This is not an account of Canadian or American fishing on the Grand Banks but of the enterprise of the fishermen of many countries that crossed the oceans to fish in the once teeming waters of our continental shelf. The first voyagers came from Western Europe: France, Spain and Portugal; and later from the Baltic, the Mediterranean, the Black Sea, the Caribbean and even from the far Pacific. It is a pictorial history and the pictures are outstandingly comprehensive. There are photographs from the early twentieth century to the present day: pictures of the ships of all the nations involved, of captains and crews and of workers ashore in fish plants. There are pictures of newsworthy events – strikes, protests, rescues and disasters as well as essential maps showing fishing zones and claims.
But the story is not only told in pictures: the book starts with a concise survey of the early days of the fishery from 1500 (and quite possibly earlier) to the First World War. Here, and later in the book, we learn much about the chequered history of the French islands of St. Pierre and Miquelon, where Mr. Andrieux, the author, has his family roots. St. Pierre schooners like their Newfoundland counterparts, fished using dories but larger vessels came from France and landed their catch to be dried and processed on the islands. At the turn of the 19th and 20th centuries, steamers brought several thousand workers from metropolitan France to the islands to do this work. It was a seasonal endeavour: they would come each spring and return to France before winter set in. Gradually, the fishing declined and so did the prosperity of the islands. Then came a reprieve: from 1919 to 1933, during the period of “Prohibition” in the USA. St. Pierre and Miquelon became the depot for smugglers taking liquor to alcohol-craving Americans. With the repeal of the Volstead Act hard times returned and many island people emigrated, some to France and some to Newfoundland or Canada.
Between the wars, fleets of fishing vessels came annually from Spain and Portugal as well as from France. The Portuguese had been doing this for 500 years and the others nearly as long. Italian trawlers also were seen, but the demand for salted cod was so great that Newfoundland and Canadian-caught fish continued to be exported to all southern European countries. The Grand Banks were international waters and anyone could fish in a totally unregulated way.

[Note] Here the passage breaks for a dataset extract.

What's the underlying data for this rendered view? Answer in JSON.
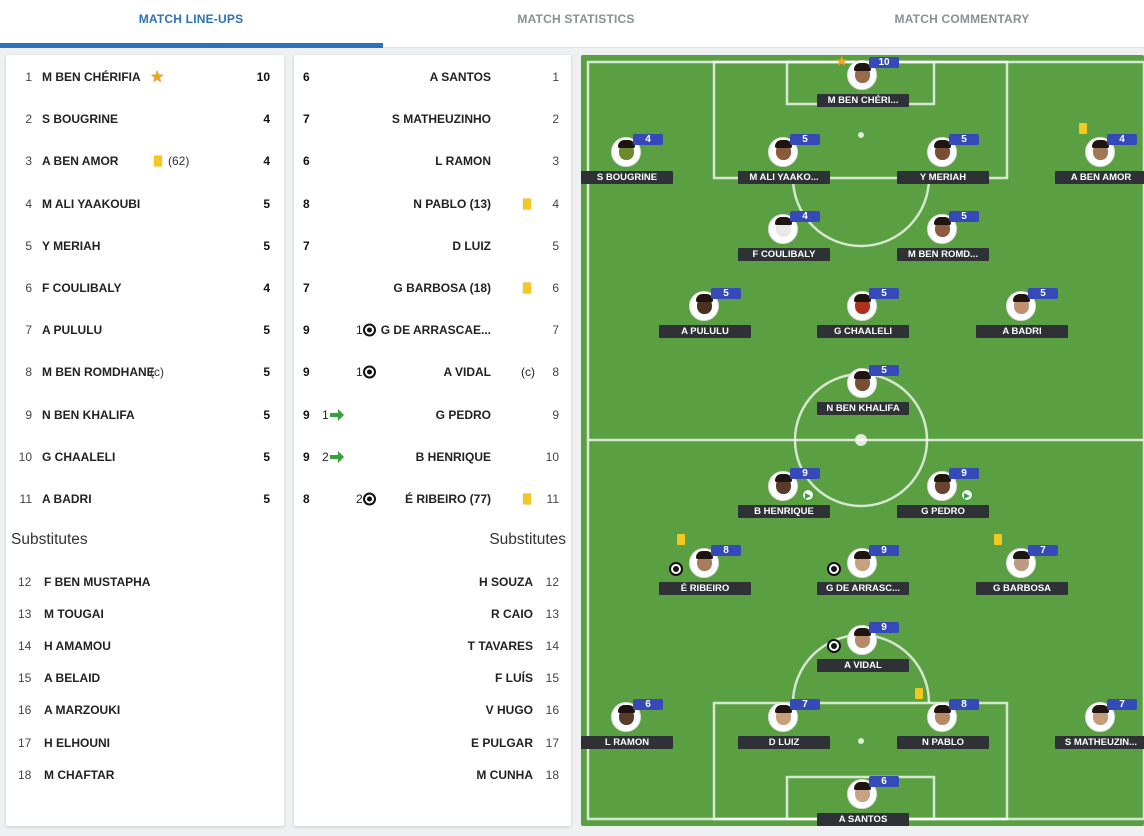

What managed to conserve the stocks of fish to some extent was that fishing ceased during the winter and the worst of the spring ice season, but each annual expedition of the fleets was spoken of as a “campaign”. They made war on the cod and, in the end, they won and the cod have been virtually wiped out. From 1914 to 1918 and 1939 to 1945, humans turned to fighting each other and the cod recovered. Then, after 1945, new participants joined in and the assault was resumed in overwhelming force. When fishing was with hand lines from dories and sailing vessels, the fishery was sustainable. Then came the steam trawler, first introduced on the Banks in 1905. Finally, after the Second World War, the stern trawler transferring its catch to factory ships and the freezer trawler that processed the fish on board (all capable of fishing in winter as well as summer) proved to be weapons that nature was unable to withstand.

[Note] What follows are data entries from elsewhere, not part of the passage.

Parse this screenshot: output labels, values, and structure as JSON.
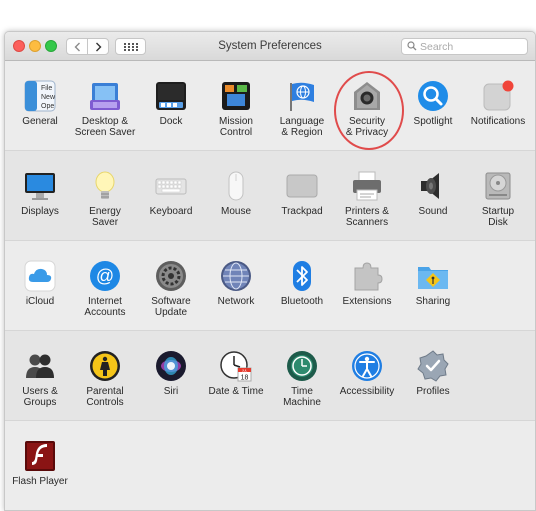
{
  "window": {
    "title": "System Preferences",
    "search_placeholder": "Search",
    "back_label": "<",
    "forward_label": ">"
  },
  "sections": [
    {
      "items": [
        {
          "label": "General",
          "icon": "general-icon"
        },
        {
          "label": "Desktop &\nScreen Saver",
          "icon": "desktop-screen-saver-icon"
        },
        {
          "label": "Dock",
          "icon": "dock-icon"
        },
        {
          "label": "Mission\nControl",
          "icon": "mission-control-icon"
        },
        {
          "label": "Language\n& Region",
          "icon": "language-region-icon"
        },
        {
          "label": "Security\n& Privacy",
          "icon": "security-privacy-icon"
        },
        {
          "label": "Spotlight",
          "icon": "spotlight-icon"
        },
        {
          "label": "Notifications",
          "icon": "notifications-icon"
        }
      ]
    },
    {
      "items": [
        {
          "label": "Displays",
          "icon": "displays-icon"
        },
        {
          "label": "Energy\nSaver",
          "icon": "energy-saver-icon"
        },
        {
          "label": "Keyboard",
          "icon": "keyboard-icon"
        },
        {
          "label": "Mouse",
          "icon": "mouse-icon"
        },
        {
          "label": "Trackpad",
          "icon": "trackpad-icon"
        },
        {
          "label": "Printers &\nScanners",
          "icon": "printers-scanners-icon"
        },
        {
          "label": "Sound",
          "icon": "sound-icon"
        },
        {
          "label": "Startup\nDisk",
          "icon": "startup-disk-icon"
        }
      ]
    },
    {
      "items": [
        {
          "label": "iCloud",
          "icon": "icloud-icon"
        },
        {
          "label": "Internet\nAccounts",
          "icon": "internet-accounts-icon"
        },
        {
          "label": "Software\nUpdate",
          "icon": "software-update-icon"
        },
        {
          "label": "Network",
          "icon": "network-icon"
        },
        {
          "label": "Bluetooth",
          "icon": "bluetooth-icon"
        },
        {
          "label": "Extensions",
          "icon": "extensions-icon"
        },
        {
          "label": "Sharing",
          "icon": "sharing-icon"
        }
      ]
    },
    {
      "items": [
        {
          "label": "Users &\nGroups",
          "icon": "users-groups-icon"
        },
        {
          "label": "Parental\nControls",
          "icon": "parental-controls-icon"
        },
        {
          "label": "Siri",
          "icon": "siri-icon"
        },
        {
          "label": "Date & Time",
          "icon": "date-time-icon"
        },
        {
          "label": "Time\nMachine",
          "icon": "time-machine-icon"
        },
        {
          "label": "Accessibility",
          "icon": "accessibility-icon"
        },
        {
          "label": "Profiles",
          "icon": "profiles-icon"
        }
      ]
    },
    {
      "items": [
        {
          "label": "Flash Player",
          "icon": "flash-player-icon"
        }
      ]
    }
  ],
  "general_icon_text": [
    "File",
    "New",
    "Ope"
  ],
  "date_icon_text": {
    "month": "JUL",
    "day": "18"
  },
  "highlight_target": "Security & Privacy",
  "colors": {
    "highlight_ring": "#e04b4b",
    "close": "#fc605c",
    "minimize": "#fdbc40",
    "maximize": "#34c84a"
  }
}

Mr. Andrieux follows the development of the European national fleets between the wars and the great expansion and technical advances of the post war era. For a decade after 1945 catches were good and the fish were large. Then came decline caused largely be new participants with new ships and equipment. Until the 1950s, Russia had not engaged in transatlantic fishing, but from then on a huge, highly organized effort created a fleet larger than that of any other nation, including trawlers, factory ships, tugs, supply ships and tankers. It was like a naval task force and the Americans were convinced their real purpose was spying and commissioned two fake trawlers to cruise among them to detect this, with what success will never be known. Other Baltic nations like Poland and East Germany as well as Bulgaria, Japan and South Korea sent ships to the area.
Besides the describing the actual fishing activity, international agreements, disputes, multilateral and bilateral diplomatic negotiations and unilateral measures are discussed. The extension of the territorial sea from three to twelve miles in 1970 and the declaration by Canada of a 200 mile exclusive economic zone in 1977 were key events. After the latter, the huge European fleets mostly disappeared. A few vessels remain: the Spanish are still there and trawlers under unlikely flags of convenience harvest the nose and tail of the Bank, just outside the 200 mile limit, for previously disregarded species like turbot. As well as the text, the wonderful photos bring us right up to date. If you want to know what happened to the fish on the Grand Banks, never mind the scientific studies and government reports: just read this book.
J. P. Andrieux. The Grand Banks. A Pictorial History. St. John’s NL: Flanker Press. 2011. X + 347 pp., illustrations, bibliography, index. CDN $24.00, paper; ISBN 978-1-926881-41-6.